First MPJ injuries are most commonly associated with either hyperflexion (plantarflexion) or hyperextension (dorsiflexion) type mechanisms of injury. One of the most common injuries is the “turf toe” injury associated with football but these injuries can virtually occur on any playing surface or in any sport. Additionally, we can see even greater soft tissue injuries when a transverse and/or frontal plane motion is present along with the typical injury pattern. We often see dislocations of the first interphalangeal joint (IPJ) or MPJ as a result. Often, the foot is planted on the ground while the body is moving in other directions.1,2
As with other sports, direct blows often lead to first MPJ injuries. For example, karate moves can result in injuries to the planted foot as well as the foot that is doing the kicking. Soccer is similar and more often involves kicking another player during a slide tackle. Stubbing the toe is a common injury but it can lead to both osseous and soft tissue injury.3
As we all know, the greater the force, the higher probability of not only developing a fracture but also developing bone bruising. That can not only result in an acute cartilage injury but also develop into a cartilage defect months later, which predisposes athletes to hallux limitus and post-traumatic arthritis. Therefore, understanding the mechanism and severity of injury is critical during the diagnostic phase.

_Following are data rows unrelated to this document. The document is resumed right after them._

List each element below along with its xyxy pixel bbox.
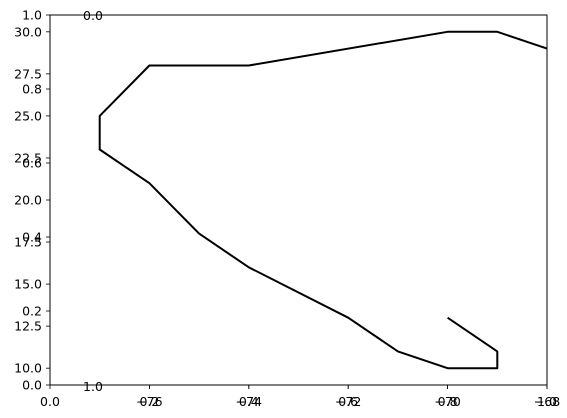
overlay-x-tick-label: 0.2 [139,394,159,409]
overlay-y-tick-label: 0.2 [22,304,42,319]
overlay-y-tick-label: 0.6 [22,156,42,171]
x-tick-label: −70 [434,394,460,409]
overlay-x-tick-label: 0.4 [239,394,259,409]
x-tick-label: −76 [136,394,162,409]
overlay-x-tick-label: 1.0 [537,394,557,409]
overlay-y-tick-label: 1.0 [22,8,42,23]
y-tick-label: 15.0 [14,277,42,292]
x-axis-ticks: −76 −74 −72 −70 −68 [136,385,560,409]
y-tick-label: 12.5 [14,319,42,334]
stray-label-top: 0.0 [83,8,103,23]
overlay-x-tick-label: 0.0 [40,394,60,409]
overlay-y-tick-label: 0.4 [22,230,42,245]
x-tick-label: −72 [335,394,361,409]
overlay-x-tick-label: 0.8 [438,394,458,409]
plot-frame [49,14,548,386]
overlay-x-tick-label: 0.6 [338,394,358,409]
y-tick-label: 30.0 [14,24,42,39]
y-tick-label: 10.0 [14,361,42,376]
y-tick-label: 20.0 [14,193,42,208]
y-axis-ticks: 10.0 12.5 15.0 17.5 20.0 22.5 25.0 27.5 30.0 [14,24,50,376]
y-tick-label: 17.5 [14,235,42,250]
y-tick-label: 27.5 [14,66,42,81]
series-line [98,30,548,370]
y-tick-label: 22.5 [14,150,42,165]
overlay-axes: 0.0 0.2 0.4 0.6 0.8 1.0 0.0 0.2 0.4 0.6 0.8 1.0 [22,8,557,410]
x-tick-label: −68 [534,394,560,409]
overlay-y-tick-label: 0.0 [22,378,42,393]
overlay-y-tick-label: 0.8 [22,82,42,97]
stray-label-bottom: 1.0 [83,379,103,394]
x-tick-label: −74 [236,394,262,409]
y-tick-label: 25.0 [14,108,42,123]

All that matters to athletes is how quickly they return to play. Unlike non-athletic patients, athletes live for the moment and will often ignore the consequences of the future. Surgeons need to remind them that these injuries can be career ending.
When Turf Toe Injuries Occur
Turf toe seems to be the classic sports injury involving the first MPJ. The injury became a household name in the 1970s as the National Football League and then colleges transitioned from natural grass to Astroturf. Many have blamed the harder surfaces, in conjunction with more flexible and lighter cleats, for these injuries. Turf toe has been classified as a hyperextension injury leading to significant sprain to the plantar ligaments and/or sesamoid apparatus. Thus, athletes are left with an inability to push off and cut.
Often, these injuries can take six to eight months to heal. Prior to the widespread use of MRI, trainers would simply tape up the joint and allow athletes to play week by week, leading to re-injury.4-9 Often, re-injury complicated the recovery. In comparison to a fracture, turf toe seemed minor so providers encouraged athletes to play and this ultimately set them up for re-injury or prolonged pain.